An optional program within Intergy is the Community Health module, which constantly scrubs the records and reports for actionable items for each patient, called “care gaps.” These can be reported according to established selection criterion, be that all patients or even the next day’s scheduled patients. This will increase our compliance with value-based initiatives, as well as help us deliver a more comprehensive primary care service to our patients.

We are investigating an add-on to Intergy that improves the patient experience. Allowing full electronic patient check-in and then delivery of (age/gender) relevant and branded interactive education for consumption during the waiting time.

Patient outcomes and safety are partially dependent on a well-trained staff. We just recently implemented a fully functional Learning Management System that houses all training and training records online, and is accessible 24-7.

Due to our two-clinic footprint and the fact that our PCP teams travel between locations, patients sometimes need to be seen by the resident team and not by their own PCP team. Although quality is good, it is less than optimal. We are instituting an in-house telemedicine program that will allow the PCP to be virtually present at the other clinic if one of their patients desires to be seen on a day when they are at the other location. This increases access as well as continuity of care.

After-hours care is always problematic. Placing providers on-call has been the go-to option in the past. This is suboptimal for a provider, and has not been shown to deliver better outcomes nor increase patient satisfaction when a provider who is not their PCP is answering the call. We have instituted a 24-7-365 After-Hours Nurse Triage line. RNs address the issues of the patient according to nationally accepted protocols. Patient satisfaction has been higher than on-call since the patient expectation is different. Emergency department visits for routine care are decreased as a result.

The next step is to institute a year-round after-hours, physician-staffed telemedicine service option for patients. Again, patient expectation is that this is equivalent to an urgent care visit. But this increases access to 24-7-365, and patient satisfaction with these services is high. Due to the high degree of communication between the telemedicine vendor and the clinic, as well as our practice of follow up for each after-hours call, outcomes are likely to improve.

What’s next for the clinic in terms of health IT adoption?

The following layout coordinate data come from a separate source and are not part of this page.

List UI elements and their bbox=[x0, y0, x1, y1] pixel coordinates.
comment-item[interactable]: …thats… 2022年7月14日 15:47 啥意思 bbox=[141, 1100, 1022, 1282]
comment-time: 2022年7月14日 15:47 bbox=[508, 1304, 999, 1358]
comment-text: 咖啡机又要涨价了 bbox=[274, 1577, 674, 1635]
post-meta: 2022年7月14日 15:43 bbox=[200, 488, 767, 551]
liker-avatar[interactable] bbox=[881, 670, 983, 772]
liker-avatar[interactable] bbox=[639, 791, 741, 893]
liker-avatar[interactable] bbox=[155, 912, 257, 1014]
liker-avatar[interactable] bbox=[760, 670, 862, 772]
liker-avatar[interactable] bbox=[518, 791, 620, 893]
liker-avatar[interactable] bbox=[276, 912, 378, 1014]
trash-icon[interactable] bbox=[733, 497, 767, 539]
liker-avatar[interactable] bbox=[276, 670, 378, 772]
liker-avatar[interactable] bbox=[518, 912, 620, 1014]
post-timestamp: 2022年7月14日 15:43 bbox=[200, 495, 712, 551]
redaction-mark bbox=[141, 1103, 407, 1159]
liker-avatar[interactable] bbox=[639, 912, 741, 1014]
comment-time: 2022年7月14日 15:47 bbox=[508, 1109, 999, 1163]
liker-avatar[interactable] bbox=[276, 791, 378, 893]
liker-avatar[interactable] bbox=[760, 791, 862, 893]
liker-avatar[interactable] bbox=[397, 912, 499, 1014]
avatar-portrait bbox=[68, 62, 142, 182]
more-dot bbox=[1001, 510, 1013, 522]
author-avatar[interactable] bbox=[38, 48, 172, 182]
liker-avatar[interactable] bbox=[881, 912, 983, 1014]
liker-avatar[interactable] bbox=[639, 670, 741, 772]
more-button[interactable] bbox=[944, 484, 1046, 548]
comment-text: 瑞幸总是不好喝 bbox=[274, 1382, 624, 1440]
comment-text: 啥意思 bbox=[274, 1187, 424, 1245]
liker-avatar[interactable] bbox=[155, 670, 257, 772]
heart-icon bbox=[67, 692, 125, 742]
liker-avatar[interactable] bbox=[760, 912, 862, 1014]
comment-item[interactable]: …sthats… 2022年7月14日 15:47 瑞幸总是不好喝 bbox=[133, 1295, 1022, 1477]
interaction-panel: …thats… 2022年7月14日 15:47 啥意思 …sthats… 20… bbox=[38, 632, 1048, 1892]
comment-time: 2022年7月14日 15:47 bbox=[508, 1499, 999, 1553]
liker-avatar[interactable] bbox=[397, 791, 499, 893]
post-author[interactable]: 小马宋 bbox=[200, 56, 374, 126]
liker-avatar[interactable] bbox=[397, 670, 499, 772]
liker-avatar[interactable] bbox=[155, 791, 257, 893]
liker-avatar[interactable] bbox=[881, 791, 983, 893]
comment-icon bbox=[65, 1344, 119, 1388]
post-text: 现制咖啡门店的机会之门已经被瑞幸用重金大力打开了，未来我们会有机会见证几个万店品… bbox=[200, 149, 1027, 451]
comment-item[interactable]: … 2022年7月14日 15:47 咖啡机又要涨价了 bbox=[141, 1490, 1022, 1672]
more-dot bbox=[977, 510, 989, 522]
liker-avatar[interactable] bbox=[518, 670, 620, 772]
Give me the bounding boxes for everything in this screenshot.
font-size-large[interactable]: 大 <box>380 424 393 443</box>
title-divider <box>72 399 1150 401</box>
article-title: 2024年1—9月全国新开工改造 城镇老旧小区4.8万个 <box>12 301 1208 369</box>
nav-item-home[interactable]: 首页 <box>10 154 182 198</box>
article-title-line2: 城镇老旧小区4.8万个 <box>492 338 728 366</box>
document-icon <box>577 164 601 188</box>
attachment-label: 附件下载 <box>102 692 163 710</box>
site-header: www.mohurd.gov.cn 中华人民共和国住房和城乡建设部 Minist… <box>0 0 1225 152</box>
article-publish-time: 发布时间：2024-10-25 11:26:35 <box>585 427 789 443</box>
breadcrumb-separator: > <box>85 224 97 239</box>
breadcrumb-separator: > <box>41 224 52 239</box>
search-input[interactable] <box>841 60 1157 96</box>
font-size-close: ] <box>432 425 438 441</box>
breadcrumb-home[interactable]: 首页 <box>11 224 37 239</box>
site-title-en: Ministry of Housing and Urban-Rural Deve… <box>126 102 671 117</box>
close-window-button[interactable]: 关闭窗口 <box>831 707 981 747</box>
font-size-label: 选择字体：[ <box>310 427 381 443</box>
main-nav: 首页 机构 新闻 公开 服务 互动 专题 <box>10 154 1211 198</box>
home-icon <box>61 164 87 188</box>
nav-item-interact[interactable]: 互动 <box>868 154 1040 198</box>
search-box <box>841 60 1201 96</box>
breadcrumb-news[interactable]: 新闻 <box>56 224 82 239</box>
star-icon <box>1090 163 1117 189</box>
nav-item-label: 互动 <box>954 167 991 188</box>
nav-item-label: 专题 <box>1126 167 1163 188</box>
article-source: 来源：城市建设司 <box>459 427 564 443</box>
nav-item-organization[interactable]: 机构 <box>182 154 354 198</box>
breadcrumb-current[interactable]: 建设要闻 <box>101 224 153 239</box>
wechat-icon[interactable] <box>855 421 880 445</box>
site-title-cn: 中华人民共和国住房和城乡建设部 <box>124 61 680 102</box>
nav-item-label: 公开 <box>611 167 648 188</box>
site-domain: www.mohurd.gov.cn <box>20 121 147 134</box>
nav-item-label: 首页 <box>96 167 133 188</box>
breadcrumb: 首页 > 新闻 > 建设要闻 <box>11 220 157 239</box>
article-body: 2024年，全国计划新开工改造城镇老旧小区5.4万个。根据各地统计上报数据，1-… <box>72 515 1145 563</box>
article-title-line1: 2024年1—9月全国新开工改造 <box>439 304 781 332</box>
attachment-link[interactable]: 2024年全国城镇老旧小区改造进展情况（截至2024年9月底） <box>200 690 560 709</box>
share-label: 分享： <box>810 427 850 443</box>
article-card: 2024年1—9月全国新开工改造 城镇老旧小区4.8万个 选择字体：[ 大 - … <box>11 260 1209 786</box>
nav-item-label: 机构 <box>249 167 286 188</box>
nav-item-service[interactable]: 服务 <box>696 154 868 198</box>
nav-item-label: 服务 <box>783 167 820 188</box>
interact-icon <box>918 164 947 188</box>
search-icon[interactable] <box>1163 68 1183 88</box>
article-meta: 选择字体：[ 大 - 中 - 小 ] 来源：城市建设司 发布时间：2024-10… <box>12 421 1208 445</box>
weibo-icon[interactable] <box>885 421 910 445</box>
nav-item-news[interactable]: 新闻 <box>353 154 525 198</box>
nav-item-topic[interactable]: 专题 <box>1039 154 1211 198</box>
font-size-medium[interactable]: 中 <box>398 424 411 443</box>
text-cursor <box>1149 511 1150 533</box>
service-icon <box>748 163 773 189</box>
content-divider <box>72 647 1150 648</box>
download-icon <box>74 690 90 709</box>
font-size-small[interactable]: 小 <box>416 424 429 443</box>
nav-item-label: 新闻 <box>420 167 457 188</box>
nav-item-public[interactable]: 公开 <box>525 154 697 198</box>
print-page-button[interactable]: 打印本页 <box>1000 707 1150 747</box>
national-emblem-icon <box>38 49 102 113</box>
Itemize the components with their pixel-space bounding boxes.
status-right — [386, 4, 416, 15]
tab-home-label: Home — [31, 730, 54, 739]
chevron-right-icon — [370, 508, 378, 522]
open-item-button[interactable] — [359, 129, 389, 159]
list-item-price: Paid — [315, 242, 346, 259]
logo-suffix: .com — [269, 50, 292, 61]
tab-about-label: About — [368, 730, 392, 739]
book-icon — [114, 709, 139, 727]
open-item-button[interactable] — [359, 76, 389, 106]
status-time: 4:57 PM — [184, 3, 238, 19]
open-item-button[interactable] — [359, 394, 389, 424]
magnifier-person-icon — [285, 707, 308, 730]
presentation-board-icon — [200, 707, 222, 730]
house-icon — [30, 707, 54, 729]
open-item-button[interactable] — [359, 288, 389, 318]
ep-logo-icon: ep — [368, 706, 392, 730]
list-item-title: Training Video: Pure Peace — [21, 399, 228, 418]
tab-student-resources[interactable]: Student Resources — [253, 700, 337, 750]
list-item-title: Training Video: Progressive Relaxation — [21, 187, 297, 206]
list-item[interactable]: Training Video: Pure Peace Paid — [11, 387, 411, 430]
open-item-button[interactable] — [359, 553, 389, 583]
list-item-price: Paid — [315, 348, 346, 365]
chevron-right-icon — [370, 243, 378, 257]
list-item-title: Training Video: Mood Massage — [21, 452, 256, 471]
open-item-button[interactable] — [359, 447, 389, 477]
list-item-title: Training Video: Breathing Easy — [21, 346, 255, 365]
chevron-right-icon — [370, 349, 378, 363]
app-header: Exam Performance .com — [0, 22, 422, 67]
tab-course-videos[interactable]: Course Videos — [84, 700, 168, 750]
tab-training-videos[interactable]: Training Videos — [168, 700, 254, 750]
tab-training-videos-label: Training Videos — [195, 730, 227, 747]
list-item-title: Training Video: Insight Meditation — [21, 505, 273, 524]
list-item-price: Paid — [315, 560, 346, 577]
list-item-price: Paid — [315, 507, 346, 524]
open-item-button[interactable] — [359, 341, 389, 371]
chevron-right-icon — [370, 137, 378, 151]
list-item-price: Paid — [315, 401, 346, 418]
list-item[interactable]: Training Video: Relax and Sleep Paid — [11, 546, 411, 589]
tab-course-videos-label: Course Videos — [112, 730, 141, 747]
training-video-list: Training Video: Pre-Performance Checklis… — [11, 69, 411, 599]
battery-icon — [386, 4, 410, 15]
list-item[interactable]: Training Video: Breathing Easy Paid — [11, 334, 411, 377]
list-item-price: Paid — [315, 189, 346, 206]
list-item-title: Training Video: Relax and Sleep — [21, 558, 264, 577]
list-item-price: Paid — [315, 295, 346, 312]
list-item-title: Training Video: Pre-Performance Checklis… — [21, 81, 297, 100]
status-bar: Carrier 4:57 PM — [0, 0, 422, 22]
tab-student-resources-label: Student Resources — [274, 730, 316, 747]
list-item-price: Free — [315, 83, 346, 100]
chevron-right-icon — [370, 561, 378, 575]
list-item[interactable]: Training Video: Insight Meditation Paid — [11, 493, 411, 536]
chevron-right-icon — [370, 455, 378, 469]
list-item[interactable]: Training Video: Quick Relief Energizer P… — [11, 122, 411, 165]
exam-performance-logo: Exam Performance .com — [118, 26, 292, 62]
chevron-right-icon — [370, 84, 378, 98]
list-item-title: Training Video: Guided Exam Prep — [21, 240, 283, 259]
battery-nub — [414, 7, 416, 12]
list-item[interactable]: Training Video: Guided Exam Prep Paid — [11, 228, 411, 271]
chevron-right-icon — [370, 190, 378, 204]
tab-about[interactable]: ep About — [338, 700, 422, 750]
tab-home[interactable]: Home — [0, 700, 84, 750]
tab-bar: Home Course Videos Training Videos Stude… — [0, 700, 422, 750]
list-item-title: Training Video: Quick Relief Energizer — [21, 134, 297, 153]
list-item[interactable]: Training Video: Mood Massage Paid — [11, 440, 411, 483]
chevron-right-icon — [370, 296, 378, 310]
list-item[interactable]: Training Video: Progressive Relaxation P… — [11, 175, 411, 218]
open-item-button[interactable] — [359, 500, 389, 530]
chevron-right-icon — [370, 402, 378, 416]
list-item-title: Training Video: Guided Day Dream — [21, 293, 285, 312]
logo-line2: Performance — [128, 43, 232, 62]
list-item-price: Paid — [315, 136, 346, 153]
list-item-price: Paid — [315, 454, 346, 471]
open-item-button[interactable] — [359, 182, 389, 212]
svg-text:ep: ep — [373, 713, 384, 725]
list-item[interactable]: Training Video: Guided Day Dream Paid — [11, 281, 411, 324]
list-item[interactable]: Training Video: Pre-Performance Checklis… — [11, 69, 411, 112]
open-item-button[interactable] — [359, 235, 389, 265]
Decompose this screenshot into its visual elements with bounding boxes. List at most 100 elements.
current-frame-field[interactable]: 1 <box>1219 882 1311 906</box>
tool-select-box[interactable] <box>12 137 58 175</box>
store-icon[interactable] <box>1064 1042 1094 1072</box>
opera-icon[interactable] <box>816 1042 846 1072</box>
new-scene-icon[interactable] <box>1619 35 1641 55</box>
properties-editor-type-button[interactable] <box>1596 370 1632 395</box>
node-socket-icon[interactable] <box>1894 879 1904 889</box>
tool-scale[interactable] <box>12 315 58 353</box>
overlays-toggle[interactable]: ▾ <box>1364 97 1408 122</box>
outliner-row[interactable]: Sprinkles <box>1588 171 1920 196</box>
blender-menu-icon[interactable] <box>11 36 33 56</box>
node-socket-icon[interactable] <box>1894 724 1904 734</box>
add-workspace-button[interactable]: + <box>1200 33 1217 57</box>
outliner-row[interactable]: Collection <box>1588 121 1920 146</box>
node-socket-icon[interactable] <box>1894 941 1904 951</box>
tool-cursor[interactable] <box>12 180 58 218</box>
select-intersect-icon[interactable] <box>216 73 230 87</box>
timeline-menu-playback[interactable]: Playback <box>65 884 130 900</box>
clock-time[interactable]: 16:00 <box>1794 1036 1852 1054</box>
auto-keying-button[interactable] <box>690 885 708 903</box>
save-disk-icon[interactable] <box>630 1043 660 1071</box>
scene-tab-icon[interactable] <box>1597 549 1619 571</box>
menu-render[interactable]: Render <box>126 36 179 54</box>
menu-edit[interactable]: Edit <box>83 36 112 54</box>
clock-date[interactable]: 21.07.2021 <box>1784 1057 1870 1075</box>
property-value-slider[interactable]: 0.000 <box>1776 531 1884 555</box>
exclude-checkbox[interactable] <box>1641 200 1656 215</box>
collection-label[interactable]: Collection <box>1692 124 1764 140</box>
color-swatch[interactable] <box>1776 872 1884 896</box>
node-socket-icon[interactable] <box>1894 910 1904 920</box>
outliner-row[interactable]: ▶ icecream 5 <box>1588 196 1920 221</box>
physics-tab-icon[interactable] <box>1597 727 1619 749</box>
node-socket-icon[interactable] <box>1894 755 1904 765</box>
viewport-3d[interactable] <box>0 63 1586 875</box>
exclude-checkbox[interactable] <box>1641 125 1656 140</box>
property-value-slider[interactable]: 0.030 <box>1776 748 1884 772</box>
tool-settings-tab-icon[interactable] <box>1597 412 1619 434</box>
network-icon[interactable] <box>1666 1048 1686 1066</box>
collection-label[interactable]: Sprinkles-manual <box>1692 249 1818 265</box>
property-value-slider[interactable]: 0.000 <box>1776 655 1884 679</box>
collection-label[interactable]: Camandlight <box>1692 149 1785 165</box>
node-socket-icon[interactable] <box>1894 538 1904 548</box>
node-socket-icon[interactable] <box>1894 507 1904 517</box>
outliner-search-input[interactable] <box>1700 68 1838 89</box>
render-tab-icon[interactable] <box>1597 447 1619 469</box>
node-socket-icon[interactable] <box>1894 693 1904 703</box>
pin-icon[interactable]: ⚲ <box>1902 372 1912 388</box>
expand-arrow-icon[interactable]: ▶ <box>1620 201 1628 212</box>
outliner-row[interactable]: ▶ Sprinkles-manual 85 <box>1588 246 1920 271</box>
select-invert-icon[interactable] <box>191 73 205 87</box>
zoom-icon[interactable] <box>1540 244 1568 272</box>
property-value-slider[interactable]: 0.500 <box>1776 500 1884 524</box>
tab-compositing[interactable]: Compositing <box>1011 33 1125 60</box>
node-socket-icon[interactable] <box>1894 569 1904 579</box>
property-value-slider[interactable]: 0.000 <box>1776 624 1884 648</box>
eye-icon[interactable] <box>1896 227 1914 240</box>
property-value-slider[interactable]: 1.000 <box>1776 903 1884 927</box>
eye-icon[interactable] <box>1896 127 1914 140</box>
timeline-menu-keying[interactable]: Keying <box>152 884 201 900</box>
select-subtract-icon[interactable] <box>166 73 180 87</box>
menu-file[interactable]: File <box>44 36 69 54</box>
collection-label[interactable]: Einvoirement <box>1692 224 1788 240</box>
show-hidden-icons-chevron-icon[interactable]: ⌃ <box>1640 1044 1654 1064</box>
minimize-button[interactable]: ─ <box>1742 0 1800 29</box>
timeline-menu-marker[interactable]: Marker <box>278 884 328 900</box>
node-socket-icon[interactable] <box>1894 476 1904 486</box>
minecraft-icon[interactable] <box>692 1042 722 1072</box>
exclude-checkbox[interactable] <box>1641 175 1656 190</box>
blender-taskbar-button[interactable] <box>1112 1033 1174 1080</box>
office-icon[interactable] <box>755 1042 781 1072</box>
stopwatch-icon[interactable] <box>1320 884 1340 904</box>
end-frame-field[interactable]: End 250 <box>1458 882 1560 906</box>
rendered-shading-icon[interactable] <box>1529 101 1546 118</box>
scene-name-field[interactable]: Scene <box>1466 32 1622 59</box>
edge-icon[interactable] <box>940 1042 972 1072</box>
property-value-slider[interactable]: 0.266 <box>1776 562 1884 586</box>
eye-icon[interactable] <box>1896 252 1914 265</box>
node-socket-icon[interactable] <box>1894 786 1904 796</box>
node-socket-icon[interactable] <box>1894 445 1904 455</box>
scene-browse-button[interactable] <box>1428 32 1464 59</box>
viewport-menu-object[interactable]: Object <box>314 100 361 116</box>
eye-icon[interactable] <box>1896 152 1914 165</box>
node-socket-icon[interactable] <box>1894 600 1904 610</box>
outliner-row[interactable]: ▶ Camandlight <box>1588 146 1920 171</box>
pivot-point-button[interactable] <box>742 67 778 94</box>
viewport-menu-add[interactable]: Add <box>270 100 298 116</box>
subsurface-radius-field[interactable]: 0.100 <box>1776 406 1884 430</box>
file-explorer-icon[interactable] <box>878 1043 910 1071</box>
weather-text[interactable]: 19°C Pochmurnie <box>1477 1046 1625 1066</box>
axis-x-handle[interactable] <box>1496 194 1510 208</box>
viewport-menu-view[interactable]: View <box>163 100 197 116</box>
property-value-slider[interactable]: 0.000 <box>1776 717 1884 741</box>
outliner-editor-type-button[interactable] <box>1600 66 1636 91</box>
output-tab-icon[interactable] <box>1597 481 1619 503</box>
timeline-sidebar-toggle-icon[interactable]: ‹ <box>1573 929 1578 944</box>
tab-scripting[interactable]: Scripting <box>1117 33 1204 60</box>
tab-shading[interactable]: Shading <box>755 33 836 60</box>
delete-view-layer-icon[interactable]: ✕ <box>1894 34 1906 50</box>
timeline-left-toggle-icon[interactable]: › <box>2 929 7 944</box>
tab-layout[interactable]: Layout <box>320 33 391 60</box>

Telepsychiatry and tele-behavioral health augmented by in-person support personnel. We are investigating a vendor relationship to bring in service that we would not be able to staff due to rural location and patient loads. These would address true capacity gaps in the community.

Next year will see us fully embrace the outsourcing of claims management, payment posting, and patient statements functions. While this may not directly translate to better outcomes, it does release resources that can be used to deliver more services.

The other next big thing is health information exchange. We will be engaging with partners to share aggregated and specific PHI among various providers and entities to facilitate prior authorizations, insurance eligibility confirmation, referrals, and care coordination.

Finally, interactive online education. There is a large body of knowledge now about how brains function while learning – what sticks and what doesn’t work. Interactivity that is contextual, gamified, and meaningful is under development by our own content producers to be deployed via the patient portal as well as our revamped Web presence.